Nature has provided us with spectacular particle accelerators called active galactic nuclei, or AGN. These are tremendously large black holes at the centers of galaxies, some of which are known to be a million times heavier than our sun. These distant celestial laboratories allow researchers to study physics at energies orders of magnitude greater than what can be generated by the most powerful man-made accelerators on Earth. Many—if not all—galaxies contain supermassive black holes in their centers; there is even a prominent one in the heart of our own Milky Way. So what makes a supermassive black hole an AGN?
Any black hole can grow by accreting, or swallowing, galactic gas in its vicinity. Accrete enough gas and a black hole can reach a mass equivalent to millions or even a billion times the mass of our Sun. Before such gas falls into the black hole it heats up and can generate a vast amount of electromagnetic radiation. This is an AGN. The most luminous AGNs can put out vastly more light than what's produced by all ordinary stars in the entire galaxy—even though the AGN's light is generated in a region comparable in size to our Solar system.

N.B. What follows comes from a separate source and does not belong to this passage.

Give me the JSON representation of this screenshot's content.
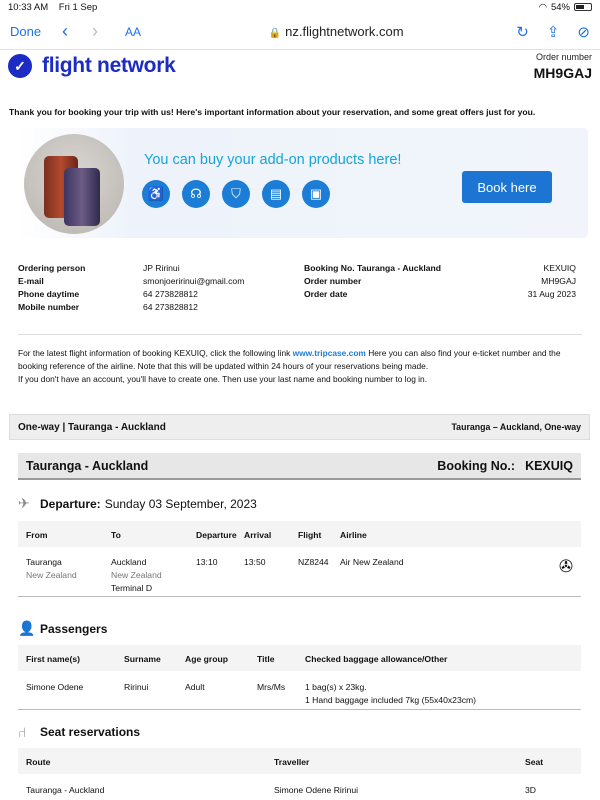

The accretion of material onto the black hole often leads to the formation of a collimated jet of plasma that travels outward along the axis of the accretion disk, although the formation, internal structure, and evolution of collimated jets is still not fully understood. Such jets produce additional radiation, usually seen as intense radio waves, X-rays, and gamma-rays.
The majority of the gamma-ray emissions from an AGN are tightly focused along the jet axis, and when the jet points toward Earth, the AGN is called a blazar. At peak emission, observing a blazar feels a little like looking down the barrel of the most powerful gun in the universe. (In some cases, the material exiting a blazar appears to be moving faster than the speed of light, but this is an illusion caused by the geometry of a high-speed source that is not oriented exactly head-on with the observer.)
The light generated by a blazar has other unique properties, including an intensity that can vary dramatically with time. Blazars are strongly variable in all observable bands of the electromagnetic spectrum, so simultaneous observations with instruments sensitive to different wavelengths of radiation are critical for studying them.
But KIPAC scientists often focus on gamma rays; gamma-ray studies are crucial for understanding the jet energetics as well as the relation of the jet to other constituents of the nucleus such as the black hole and the accretion disk, as well as the contributions blazars have made to the evolution of the Universe as a whole.
For example, blazars comprise a significant fraction of the diffuse extragalactic gamma-ray background (EGB), an isotropic component of the gamma-ray sky. The diffuse X-ray background is known to be entirely made up of unresolved astrophysical sources, and in particular AGNs. However, by extrapolating the number density of the AGN population to undetectably faint fluxes, scientists at KIPAC have shown that their contribution to the gamma-ray background is limited to just 30 percent. This means that other gamma-ray sources must contribute to the EGB. But its brightness suggests that these mysterious sources, too faint to be detected individually, must be as numerous as normal galaxies, which are thought to contribute an additional 15-20 percent of the total diffuse flux.
This research uses data from the Fermi Gamma-ray Space Telescope's main instrument, the Large Area Telescope (LAT), which is one of the most efficient instruments ever designed to probe the Universe for blazars and other gamma-ray sources. It provides the Stanford community with streams of new data in the effort to understand the physics of these rare and fascinating cosmological objects.